La histeria no ofrece la misma posición porque se postula más como excepcionalidad que como singularidad. Son cosas diferentes, porque la excepcionalidad supone la premisa lógica de la regla general, del todo. Mientras que aquí uso el término singularidad de un modo cercano al que puede tener a veces en la física, como lo que está por fuera del sistema del saber y lo pone en jaque. Es clásico en cambio poner juntas la histeria con la identificación, y hay un tipo de identificación que merece el nombre de histérica. Hablamos también de identificación viril. Pero no hay identificación femenina, más allá de lo que podemos considerar como identificación al falo. La histeria puede ser epidémica. La feminidad, en cambio, si bien teje redes libidinales –y en eso cumple una función esencial–, no “hace masa” nunca.

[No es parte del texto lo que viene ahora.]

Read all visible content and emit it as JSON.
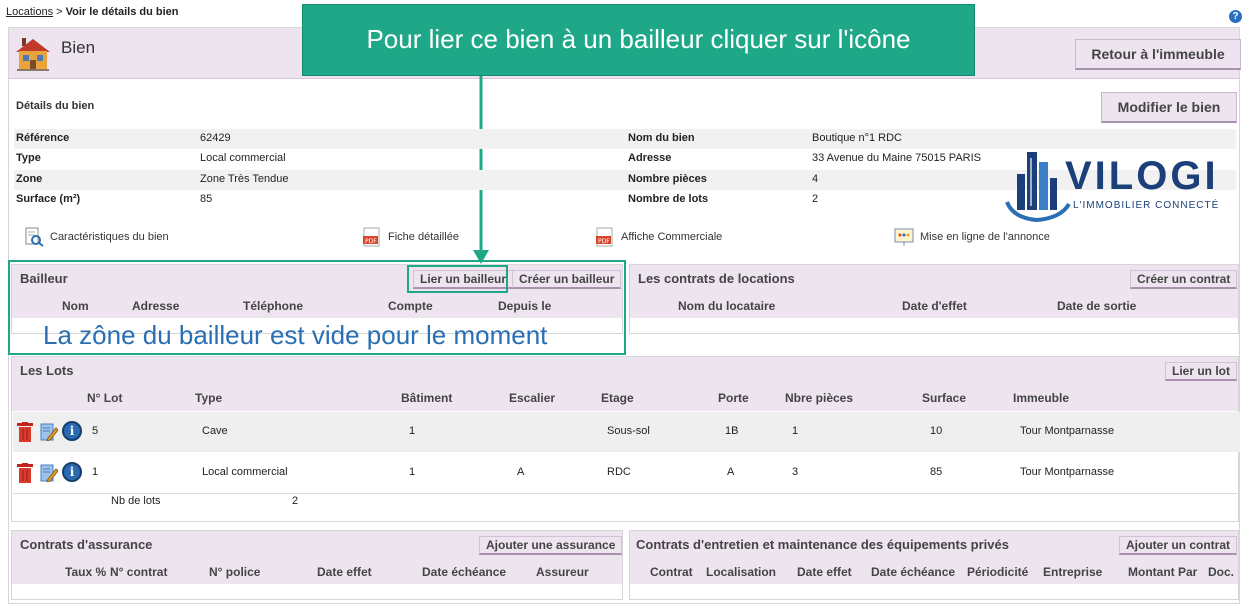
{
  "breadcrumb": {
    "parent": "Locations",
    "separator": " > ",
    "current": "Voir le détails du bien"
  },
  "header": {
    "title": "Bien",
    "back_button": "Retour à l'immeuble"
  },
  "callout": {
    "text": "Pour lier ce bien à un bailleur cliquer sur l'icône",
    "color": "#1fa888"
  },
  "details": {
    "title": "Détails du bien",
    "edit_button": "Modifier le bien",
    "rows": [
      {
        "l1": "Référence",
        "v1": "62429",
        "l2": "Nom du bien",
        "v2": "Boutique n°1 RDC"
      },
      {
        "l1": "Type",
        "v1": "Local commercial",
        "l2": "Adresse",
        "v2": "33 Avenue du Maine 75015 PARIS"
      },
      {
        "l1": "Zone",
        "v1": "Zone Très Tendue",
        "l2": "Nombre pièces",
        "v2": "4"
      },
      {
        "l1": "Surface (m²)",
        "v1": "85",
        "l2": "Nombre de lots",
        "v2": "2"
      }
    ]
  },
  "logo": {
    "name": "VILOGI",
    "tagline": "L'IMMOBILIER CONNECTÉ",
    "color": "#1b3f78"
  },
  "documents": [
    {
      "label": "Caractéristiques du bien",
      "icon": "search-document-icon"
    },
    {
      "label": "Fiche détaillée",
      "icon": "pdf-icon"
    },
    {
      "label": "Affiche Commerciale",
      "icon": "pdf-icon"
    },
    {
      "label": "Mise en ligne de l'annonce",
      "icon": "presentation-icon"
    }
  ],
  "bailleur": {
    "title": "Bailleur",
    "link_button": "Lier un bailleur",
    "create_button": "Créer un bailleur",
    "columns": [
      "Nom",
      "Adresse",
      "Téléphone",
      "Compte",
      "Depuis le"
    ],
    "empty_note": "La zône du bailleur est vide pour le moment"
  },
  "contrats_locations": {
    "title": "Les contrats de locations",
    "create_button": "Créer un contrat",
    "columns": [
      "Nom du locataire",
      "Date d'effet",
      "Date de sortie"
    ]
  },
  "lots": {
    "title": "Les Lots",
    "link_button": "Lier un lot",
    "columns": [
      "N° Lot",
      "Type",
      "Bâtiment",
      "Escalier",
      "Etage",
      "Porte",
      "Nbre pièces",
      "Surface",
      "Immeuble"
    ],
    "rows": [
      {
        "lot": "5",
        "type": "Cave",
        "batiment": "1",
        "escalier": "",
        "etage": "Sous-sol",
        "porte": "1B",
        "pieces": "1",
        "surface": "10",
        "immeuble": "Tour Montparnasse"
      },
      {
        "lot": "1",
        "type": "Local commercial",
        "batiment": "1",
        "escalier": "A",
        "etage": "RDC",
        "porte": "A",
        "pieces": "3",
        "surface": "85",
        "immeuble": "Tour Montparnasse"
      }
    ],
    "count_label": "Nb de lots",
    "count_value": "2"
  },
  "assurance": {
    "title": "Contrats d'assurance",
    "add_button": "Ajouter une assurance",
    "columns": [
      "Taux %",
      "N° contrat",
      "N° police",
      "Date effet",
      "Date échéance",
      "Assureur"
    ]
  },
  "entretien": {
    "title": "Contrats d'entretien et maintenance des équipements privés",
    "add_button": "Ajouter un contrat",
    "columns": [
      "Contrat",
      "Localisation",
      "Date effet",
      "Date échéance",
      "Périodicité",
      "Entreprise",
      "Montant Par",
      "Doc."
    ]
  }
}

Que la feminidad corporal no ofrezca ningún apoyo para la identificación plantea algunos problemas al considerar las características del narcisismo en la mujer. Además postula lo femenino como aquello con lo que nadie se identificaría. No podría ser de otra manera cuando encarna al Otro absoluto, un cuerpo en goce con el que no sería posible establecer ninguna especularidad. Hasta con un síntoma podemos identificarnos a pesar de todas sus incomodidades. Ser el pelo en la sopa, la mancha del cuadro o la oveja negra, son posiciones excepcionales, sintomáticas, pero están perfectamente identificadas y localizadas en el sistema. Debe reconocerse que la separación entre histeria y feminidad es un punto teórico dado que lo femenino se presenta como una posición insostenible sin que medie algún grado de histerización.